I’ve been thinking about Tim’s email, what to send back. I should’ve known. I didn’t follow the rules. (Damn I wish that song would stop.) My body is shutting down. I am broken.
There are many reasons, besides my age, someone like Tim wouldn’t want me. There are a plethora of red flags. We don’t buy broken merchandise. I don’t buy things with marred packaging. I certainly don’t want something broken. Yet, that is what I have to offer.
I am broken. My body, my heart, my mind. I have some unknown neurological movement disorder that makes me twitch and jerk like a freak. I can’t predict my level of functioning. I live with my mom and I don’t drive and don’t want to. I have insurmountable debt. I’m scared of people. I’m trying really hard not to be. I go to doctors and groups and therapy. I have mental illnesses. It’s easier to say, “I’m crazy.” People just brush it off. But most of the time I’m not crazy, just sick.
I don’t take vacations. I’ve never been on a vacation. If I mention a vacation I’m talking about spending time in the hospital. I have seen and learned a lot there, experienced. It changes you to know the system so well.
People ask how I am and I say, “Okay.” But I’m not okay… I am broken. I feel overwhelmed and hurt and scared and LONELY, and happy and sad and pissed. And I don’t know what to do with it because people don’t buy broken. The ones who do want a discount or they want to fix me. But I don’t want to be fixed. I want someone to love me for my brokenness, to love me just because.
I can’t change that I’m an old person stuck in a young person’s body that’s failing, that I love Play-Doh and touching things and all sorts of music, that I make seemingly random associations that make perfect sense only to me, or that I appreciate the little things. That’s just me. I eat hot dogs and pick dandelions and cry. I stay up all night, rock myself to sleep, and give the homeless guy on the corner my last $20 – just because. I give everything I have because I’ve got nothing to lose – only hope. And the hope comes back. It’s just a bit weaker every time.
I hate going through that process:
Don’t get excited about this person. They will hurt you.
No, he seems safe enough, even nice.
Be careful, Michelle.
No, I’m gonna take a chance.
(Feel hopeful and excited for a time – then the crash)
See, I told you they weren’t safe. You should’ve listened. You’re broken. Remember? You don’t deserve him. You don’t deserve to be happy.
You’re right. If only I’d followed the rules.
But I did. I followed the one that says take chances and risks but know that you WILL get burned. I just forgot about the burn part…

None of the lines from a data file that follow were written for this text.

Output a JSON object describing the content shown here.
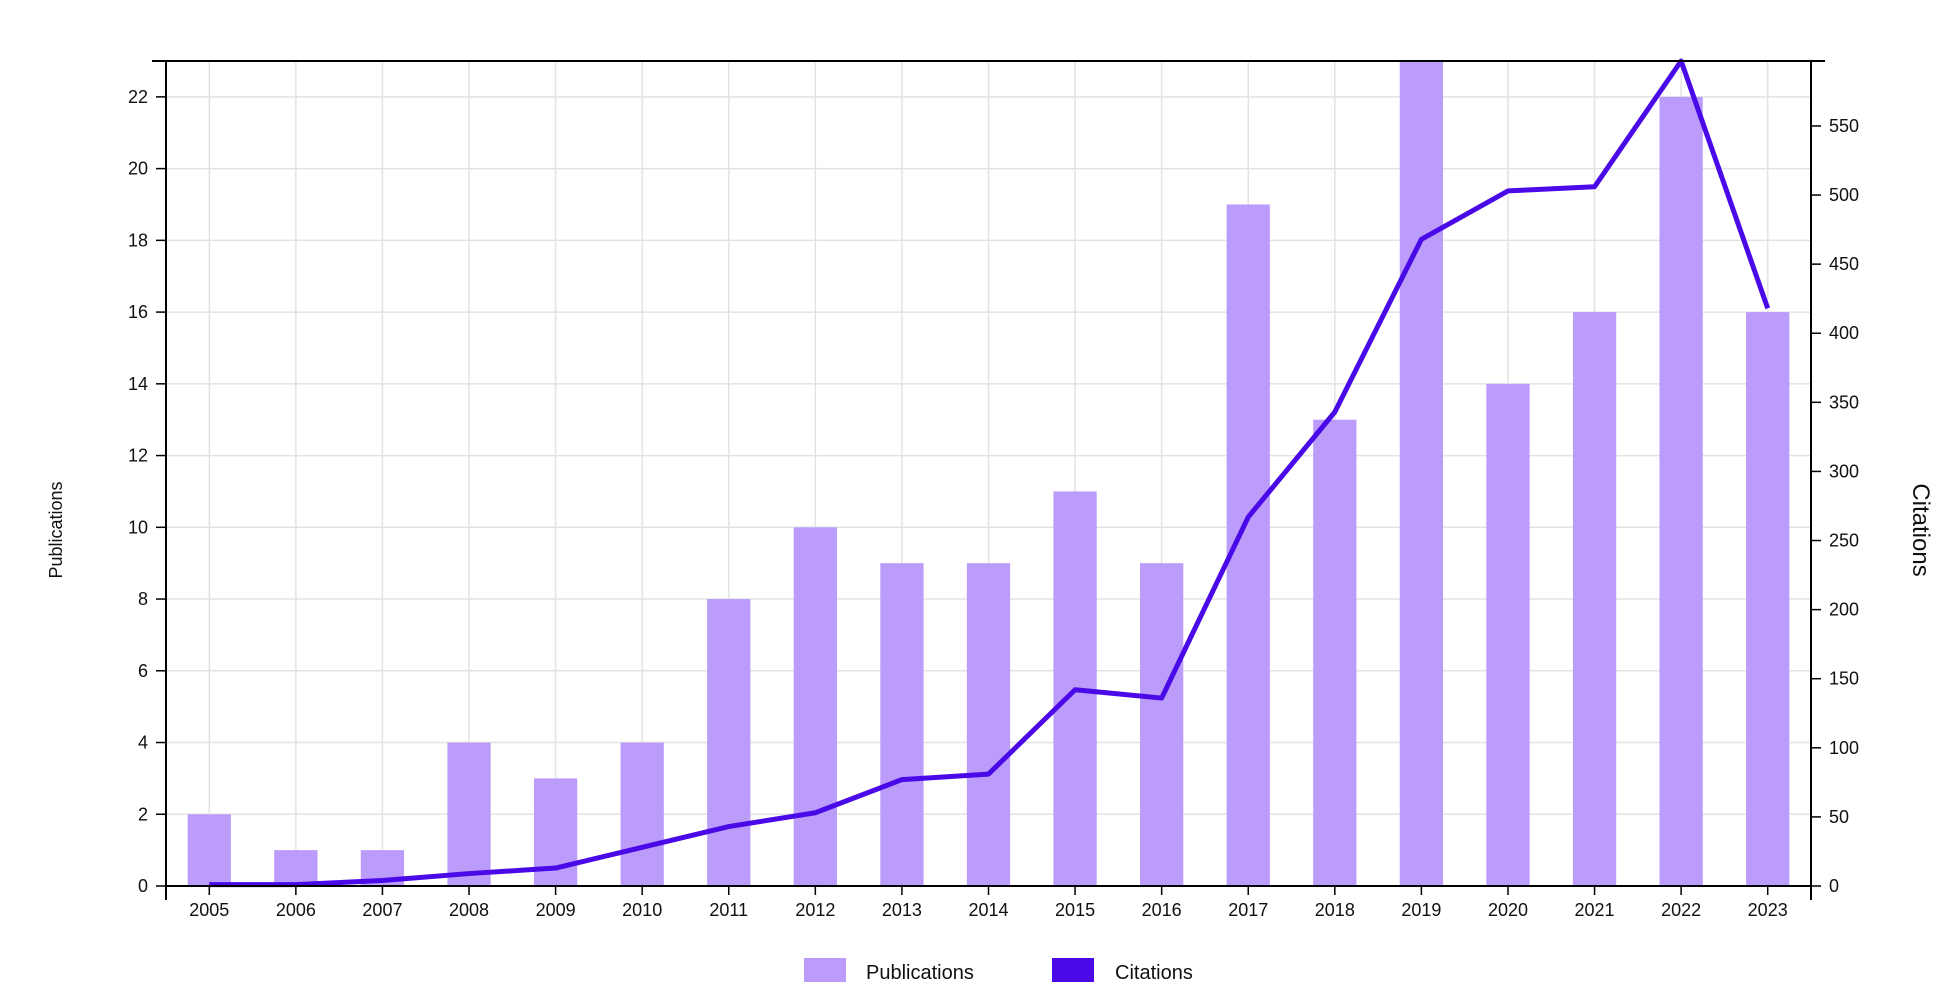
{
  "chart_data": {
    "type": "bar",
    "categories": [
      "2005",
      "2006",
      "2007",
      "2008",
      "2009",
      "2010",
      "2011",
      "2012",
      "2013",
      "2014",
      "2015",
      "2016",
      "2017",
      "2018",
      "2019",
      "2020",
      "2021",
      "2022",
      "2023"
    ],
    "series": [
      {
        "name": "Publications",
        "type": "bar",
        "axis": "left",
        "color": "#bb9cfb",
        "values": [
          2,
          1,
          1,
          4,
          3,
          4,
          8,
          10,
          9,
          9,
          11,
          9,
          19,
          13,
          23,
          14,
          16,
          22,
          16
        ]
      },
      {
        "name": "Citations",
        "type": "line",
        "axis": "right",
        "color": "#4a0ae8",
        "values": [
          1,
          1,
          4,
          9,
          13,
          28,
          43,
          53,
          77,
          81,
          142,
          136,
          267,
          343,
          468,
          503,
          506,
          597,
          418
        ]
      }
    ],
    "ylabel": "Publications",
    "y2label": "Citations",
    "ylim": [
      0,
      23
    ],
    "y2lim": [
      0,
      597
    ],
    "yticks": [
      0,
      2,
      4,
      6,
      8,
      10,
      12,
      14,
      16,
      18,
      20,
      22
    ],
    "y2ticks": [
      0,
      50,
      100,
      150,
      200,
      250,
      300,
      350,
      400,
      450,
      500,
      550
    ],
    "grid": true,
    "legend": "bottom-center"
  }
}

Sudden exhaustion & need for more biscuits and gravy.
Hey M,
I just found your blog through the link on your Strength of Us site. I own a blog too, but am sort’ve…afraid that coworkers will find it so I keep mum about it.
Just wanted to say that what you’re going through with that person really sucks. I know – I’m eloquent. What I mean is that I’ve been there, many, many times and it is just.. it sucks. But we have to go through the bad to get to the good. I hate that about life, but it’s one of the few things I’ve come to terms with.

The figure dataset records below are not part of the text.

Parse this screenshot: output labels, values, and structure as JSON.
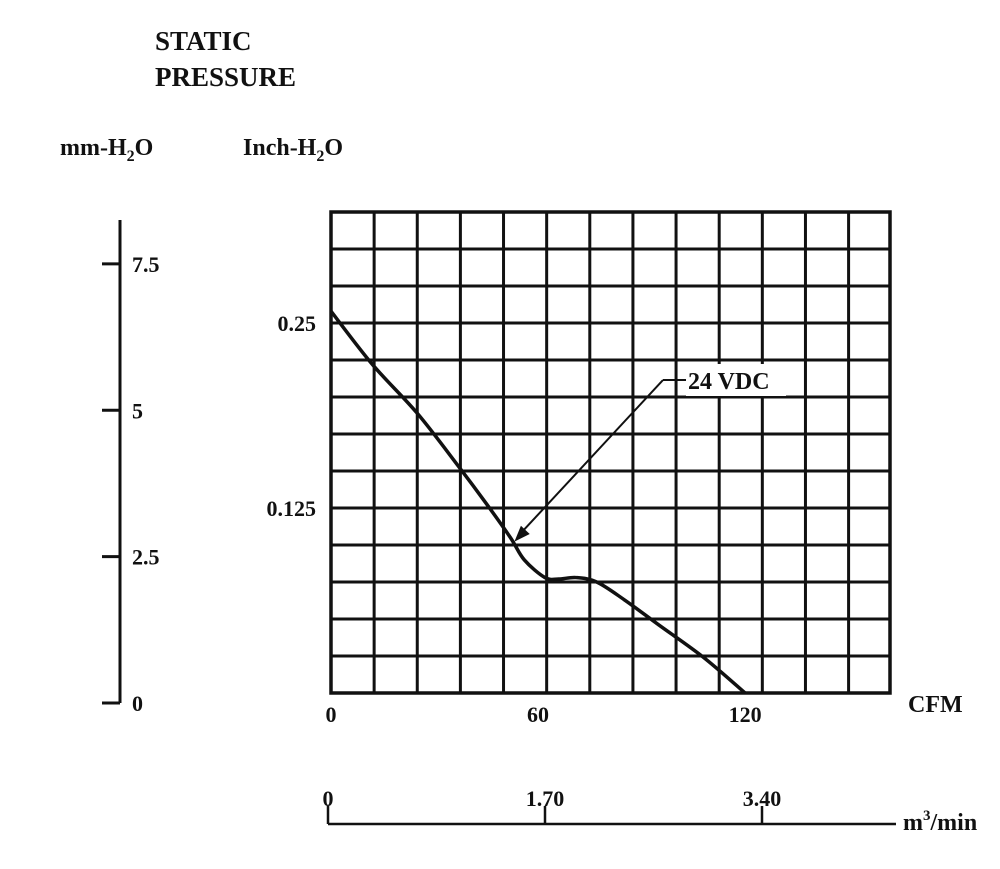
{
  "chart_data": {
    "type": "line",
    "title_line1": "STATIC",
    "title_line2": "PRESSURE",
    "mm_axis": {
      "label_pre": "mm-H",
      "label_sub": "2",
      "label_post": "O",
      "ticks": [
        "0",
        "2.5",
        "5",
        "7.5"
      ],
      "values": [
        0,
        2.5,
        5,
        7.5
      ],
      "range": [
        0,
        8.25
      ]
    },
    "inch_axis": {
      "label_pre": "Inch-H",
      "label_sub": "2",
      "label_post": "O",
      "ticks": [
        "0.125",
        "0.25"
      ],
      "values": [
        0.125,
        0.25
      ],
      "range": [
        0,
        0.325
      ]
    },
    "x_axis": {
      "label": "CFM",
      "ticks": [
        "0",
        "60",
        "120"
      ],
      "values": [
        0,
        60,
        120
      ],
      "range": [
        0,
        162
      ]
    },
    "m3_axis": {
      "label_pre": "m",
      "label_sup": "3",
      "label_post": "/min",
      "ticks": [
        "0",
        "1.70",
        "3.40"
      ],
      "values": [
        0,
        1.7,
        3.4
      ]
    },
    "grid": true,
    "grid_x_step": 12.5,
    "grid_y_step": 0.025,
    "series": [
      {
        "name": "24 VDC",
        "color": "#111111",
        "points": [
          [
            0,
            0.258
          ],
          [
            12,
            0.222
          ],
          [
            25,
            0.189
          ],
          [
            37,
            0.153
          ],
          [
            45,
            0.128
          ],
          [
            52,
            0.105
          ],
          [
            56,
            0.09
          ],
          [
            62,
            0.078
          ],
          [
            66,
            0.077
          ],
          [
            71,
            0.078
          ],
          [
            77,
            0.075
          ],
          [
            85,
            0.063
          ],
          [
            95,
            0.046
          ],
          [
            108,
            0.024
          ],
          [
            120,
            0.0
          ]
        ]
      }
    ],
    "annotation": {
      "text": "24 VDC",
      "points_to": [
        52,
        0.105
      ]
    }
  }
}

But more importantly — you DO deserve to be happy. You DO deserve someone good. And if this particular person didn’t pan out? Then he’s not the one.
Keep on keepin’ on. You’re good people, which I can tell already from all the lovely comments I’ve heard from Dana. And you deserve the best.

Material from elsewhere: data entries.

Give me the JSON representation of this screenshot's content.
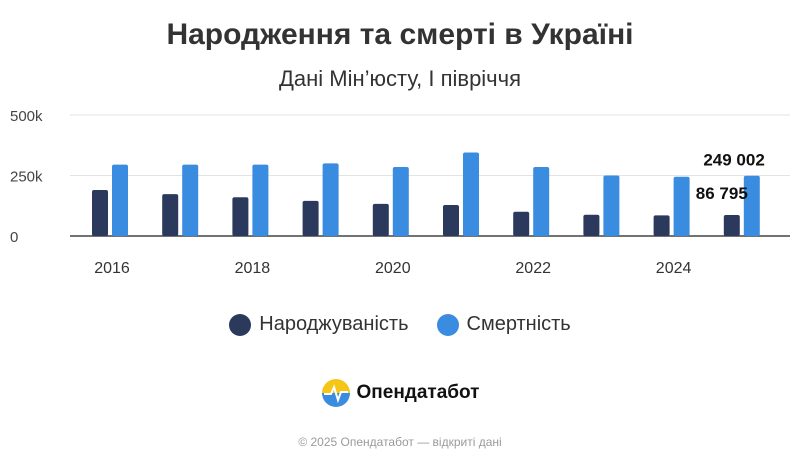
{
  "chart_data": {
    "type": "bar",
    "title": "Народження та смерті в Україні",
    "subtitle": "Дані Мін’юсту, І півріччя",
    "categories": [
      "2016",
      "2017",
      "2018",
      "2019",
      "2020",
      "2021",
      "2022",
      "2023",
      "2024",
      "2025"
    ],
    "x_tick_labels": [
      "2016",
      "2018",
      "2020",
      "2022",
      "2024"
    ],
    "y_tick_labels": [
      "500k",
      "250k",
      "0"
    ],
    "y_ticks": [
      500000,
      250000,
      0
    ],
    "ylim": [
      0,
      500000
    ],
    "grid": true,
    "legend_position": "bottom",
    "series": [
      {
        "name": "Народжуваність",
        "color": "#2b3a5c",
        "values": [
          190000,
          173000,
          160000,
          145000,
          133000,
          128000,
          100000,
          88000,
          85000,
          86795
        ]
      },
      {
        "name": "Смертність",
        "color": "#3a8ce0",
        "values": [
          295000,
          295000,
          295000,
          300000,
          285000,
          345000,
          285000,
          250000,
          245000,
          249002
        ]
      }
    ],
    "annotations": [
      {
        "text": "249 002",
        "series": "Смертність",
        "category": "2025"
      },
      {
        "text": "86 795",
        "series": "Народжуваність",
        "category": "2025"
      }
    ]
  },
  "brand": {
    "name": "Опендатабот"
  },
  "footer": {
    "text": "© 2025 Опендатабот — відкриті дані"
  }
}
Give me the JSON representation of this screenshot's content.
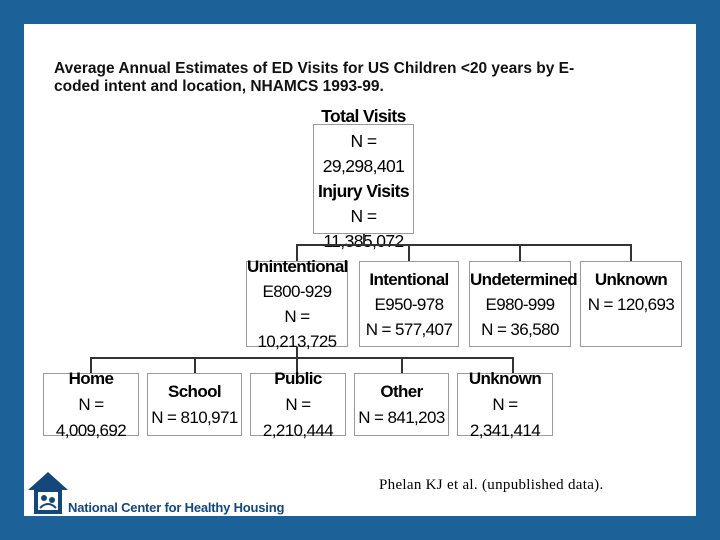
{
  "title": {
    "line1": "Average Annual Estimates of ED Visits for US Children <20 years by E-",
    "line2": "coded intent and location, NHAMCS 1993-99."
  },
  "root": {
    "line1": "Total Visits",
    "line2": "N = 29,298,401",
    "line3": "Injury Visits",
    "line4": "N = 11,385,072"
  },
  "intent": [
    {
      "label": "Unintentional",
      "code": "E800-929",
      "n": "N = 10,213,725"
    },
    {
      "label": "Intentional",
      "code": "E950-978",
      "n": "N = 577,407"
    },
    {
      "label": "Undetermined",
      "code": "E980-999",
      "n": "N = 36,580"
    },
    {
      "label": "Unknown",
      "n": "N = 120,693"
    }
  ],
  "location": [
    {
      "label": "Home",
      "n": "N = 4,009,692"
    },
    {
      "label": "School",
      "n": "N = 810,971"
    },
    {
      "label": "Public",
      "n": "N = 2,210,444"
    },
    {
      "label": "Other",
      "n": "N = 841,203"
    },
    {
      "label": "Unknown",
      "n": "N = 2,341,414"
    }
  ],
  "citation": "Phelan KJ et al. (unpublished data).",
  "org_name": "National Center for Healthy Housing",
  "colors": {
    "frame": "#1d6199",
    "logo": "#14477a"
  },
  "icons": {
    "logo": "house-logo-icon"
  }
}
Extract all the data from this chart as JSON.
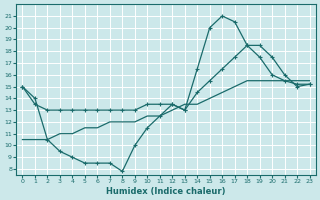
{
  "xlabel": "Humidex (Indice chaleur)",
  "background_color": "#cce8ea",
  "grid_color": "#b0d0d3",
  "line_color": "#1a6b6b",
  "xlim": [
    -0.5,
    23.5
  ],
  "ylim": [
    7.5,
    22.0
  ],
  "xticks": [
    0,
    1,
    2,
    3,
    4,
    5,
    6,
    7,
    8,
    9,
    10,
    11,
    12,
    13,
    14,
    15,
    16,
    17,
    18,
    19,
    20,
    21,
    22,
    23
  ],
  "yticks": [
    8,
    9,
    10,
    11,
    12,
    13,
    14,
    15,
    16,
    17,
    18,
    19,
    20,
    21
  ],
  "line_max_x": [
    0,
    1,
    2,
    3,
    4,
    5,
    6,
    7,
    8,
    9,
    10,
    11,
    12,
    13,
    14,
    15,
    16,
    17,
    18,
    19,
    20,
    21,
    22,
    23
  ],
  "line_max_y": [
    15.0,
    14.0,
    10.5,
    9.5,
    9.0,
    8.5,
    8.5,
    8.5,
    7.8,
    10.0,
    11.5,
    12.5,
    13.5,
    13.0,
    16.5,
    20.0,
    21.0,
    20.5,
    18.5,
    18.5,
    17.5,
    16.0,
    15.0,
    15.2
  ],
  "line_avg_x": [
    0,
    1,
    2,
    3,
    4,
    5,
    6,
    7,
    8,
    9,
    10,
    11,
    12,
    13,
    14,
    15,
    16,
    17,
    18,
    19,
    20,
    21,
    22,
    23
  ],
  "line_avg_y": [
    15.0,
    13.5,
    13.0,
    13.0,
    13.0,
    13.0,
    13.0,
    13.0,
    13.0,
    13.0,
    13.5,
    13.5,
    13.5,
    13.0,
    14.5,
    15.5,
    16.5,
    17.5,
    18.5,
    17.5,
    16.0,
    15.5,
    15.2,
    15.2
  ],
  "line_min_x": [
    0,
    1,
    2,
    3,
    4,
    5,
    6,
    7,
    8,
    9,
    10,
    11,
    12,
    13,
    14,
    15,
    16,
    17,
    18,
    19,
    20,
    21,
    22,
    23
  ],
  "line_min_y": [
    10.5,
    10.5,
    10.5,
    11.0,
    11.0,
    11.5,
    11.5,
    12.0,
    12.0,
    12.0,
    12.5,
    12.5,
    13.0,
    13.5,
    13.5,
    14.0,
    14.5,
    15.0,
    15.5,
    15.5,
    15.5,
    15.5,
    15.5,
    15.5
  ]
}
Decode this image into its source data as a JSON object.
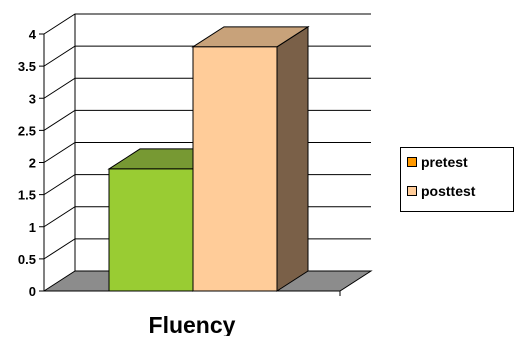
{
  "chart_data": {
    "type": "bar",
    "categories": [
      "Fluency"
    ],
    "series": [
      {
        "name": "pretest",
        "values": [
          1.9
        ],
        "color": "#99CC33",
        "top_color": "#779933",
        "side_color": "#557722"
      },
      {
        "name": "posttest",
        "values": [
          3.8
        ],
        "color": "#FFCC99",
        "top_color": "#C8A27A",
        "side_color": "#7A6048"
      }
    ],
    "legend_colors": [
      "#FF9900",
      "#FFCC99"
    ],
    "ylim": [
      0,
      4
    ],
    "yticks": [
      "0",
      "0.5",
      "1",
      "1.5",
      "2",
      "2.5",
      "3",
      "3.5",
      "4"
    ],
    "grid": true,
    "legend_position": "right",
    "style": "3d"
  }
}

Thanks, Bianca. The situation does suck, but it’s teaching me something. I had a good dialogue with my therapist today about it. It’s allowing me to re-evaluate who I am and what I want and what I actually have to offer.
I get the not wanting people to see your blog. I do a lot of work in the community for mental health but I was not willing to put my last name on Strength of Us and my name is nowhere attached to this blog. That’s a step farther down the road. ;) I shared the link with a few people and I listed it on my FB info page but didn’t post it to my profile. People can stumble across it if they choose. I want to share but sharing is scary!